Madame étant morte le lendemain 30 juin, à trois heures du matin, le roi fut pénétré de la plus grande douleur. Apparemment que dans la journée il eut des indices, et que ce garçon de chambre ne se tut pas, et qu’il y eut notion que Purnon, premier maître d’hôtel de Madame, étoit dans le secret, par la confidence intime où, dans son bas étage, il étoit avec d’Effiat. Le roi couché, il se relève, envoie chercher Brissac, qui dès lors étoit dans ses gardes et fort sous sa main, lui commande de choisir six gardes du corps bien sûrs et secrets, d’aller enlever le compagnon, et de le lui amener dans ses cabinets par les derrières. Cela fut exécuté avant le matin. Dès que le roi l’aperçut, il fit retirer Brissac et son premier valet de chambre, et prenant un visage et un ton à faire la plus grande terreur : « Mon ami, lui dit-il en le regardant depuis les pieds jusqu’à la tête, écoutez-moi bien : si vous m’avouez tout, et que vous me répondiez vérité sur ce que je veux savoir de vous, quoi que vous ayez fait, je vous pardonne, et il n’en sera jamais mention.

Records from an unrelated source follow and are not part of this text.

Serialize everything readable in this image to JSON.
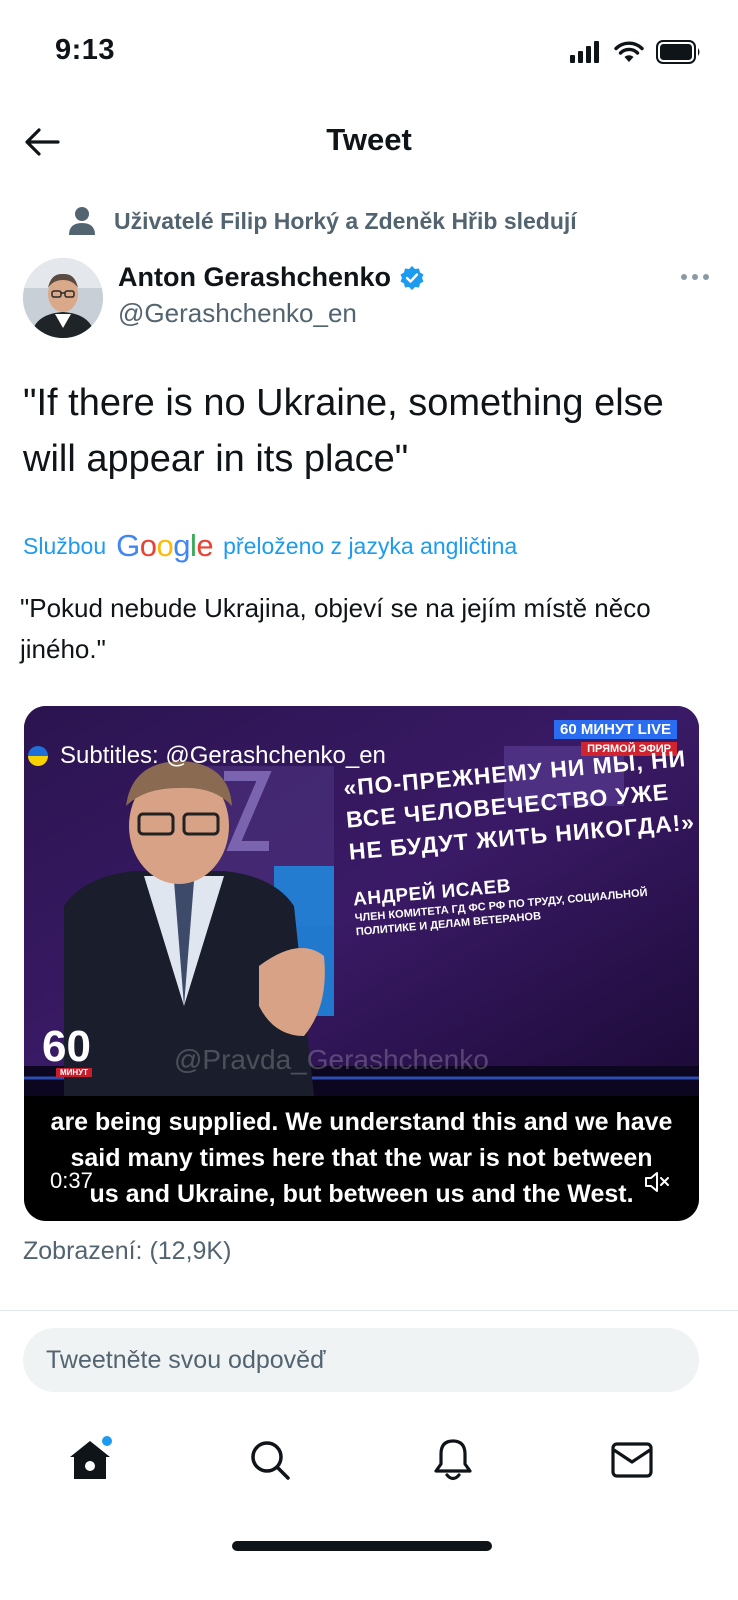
{
  "status_bar": {
    "time": "9:13"
  },
  "header": {
    "title": "Tweet"
  },
  "social_context": {
    "text": "Uživatelé Filip Horký a Zdeněk Hřib sledují"
  },
  "author": {
    "name": "Anton Gerashchenko",
    "handle": "@Gerashchenko_en",
    "verified": true
  },
  "tweet": {
    "text": "\"If there is no Ukraine, something else will appear in its place\"",
    "translated_prefix": "Službou",
    "translated_logo": "Google",
    "translated_suffix": "přeloženo z jazyka angličtina",
    "translated_text": "\"Pokud nebude Ukrajina, objeví se na jejím místě něco jiného.\""
  },
  "video": {
    "watermark_subtitles": "Subtitles: @Gerashchenko_en",
    "live_badge_line1": "60 МИНУТ LIVE",
    "live_badge_line2": "ПРЯМОЙ ЭФИР",
    "quote": "«ПО-ПРЕЖНЕМУ НИ МЫ, НИ ВСЕ ЧЕЛОВЕЧЕСТВО УЖЕ НЕ БУДУТ ЖИТЬ НИКОГДА!»",
    "speaker_name": "АНДРЕЙ ИСАЕВ",
    "speaker_role": "ЧЛЕН КОМИТЕТА ГД ФС РФ ПО ТРУДУ, СОЦИАЛЬНОЙ ПОЛИТИКЕ И ДЕЛАМ ВЕТЕРАНОВ",
    "channel_logo": "60",
    "channel_logo_sub": "МИНУТ",
    "watermark_pravda": "@Pravda_Gerashchenko",
    "subtitle_lines": [
      "are being supplied. We understand this and we have",
      "said many times here that the war is not between",
      "us and Ukraine, but between us and the West."
    ],
    "time": "0:37",
    "muted": true
  },
  "views": {
    "label": "Zobrazení: (12,9K)"
  },
  "reply": {
    "placeholder": "Tweetněte svou odpověď"
  },
  "tab_bar": {
    "tabs": [
      "home",
      "search",
      "notifications",
      "messages"
    ],
    "active": "home",
    "accent": "#1d9bf0"
  },
  "colors": {
    "accent": "#1d9bf0",
    "text": "#0f1419",
    "secondary": "#536471"
  }
}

Mais prenez garde à ne me pas déguiser la moindre chose, car si vous le faites, vous êtes mort avant de sortir d’ici. Madame n’a-t-elle pas été empoisonnée ? — Oui, sire, lui répondit-il. — Et qui l’a empoisonnée, dit le roi, et comment l’a-t-on fait ?  » Il répondit que c’étoit le chevalier de Lorraine qui avoit envoyé le poison à Beuvron et à d’Effiat, et lui conta ce que je viens d’écrire. Alors, le roi redoublant d’assurance de grâce et de menace de mort : « Et mon frère, dit le roi, le savoit-il ? — Non, sire, aucun de nous trois n’étoit assez sot pour le lui dire : il n’a point de secret ; il nous auroit perdus. » À cette réponse, le roi fit un grand ha ! comme un homme oppressé, et qui tout d’un coup respire.

« Voilà, dit-il, tout ce que je voulois savoir.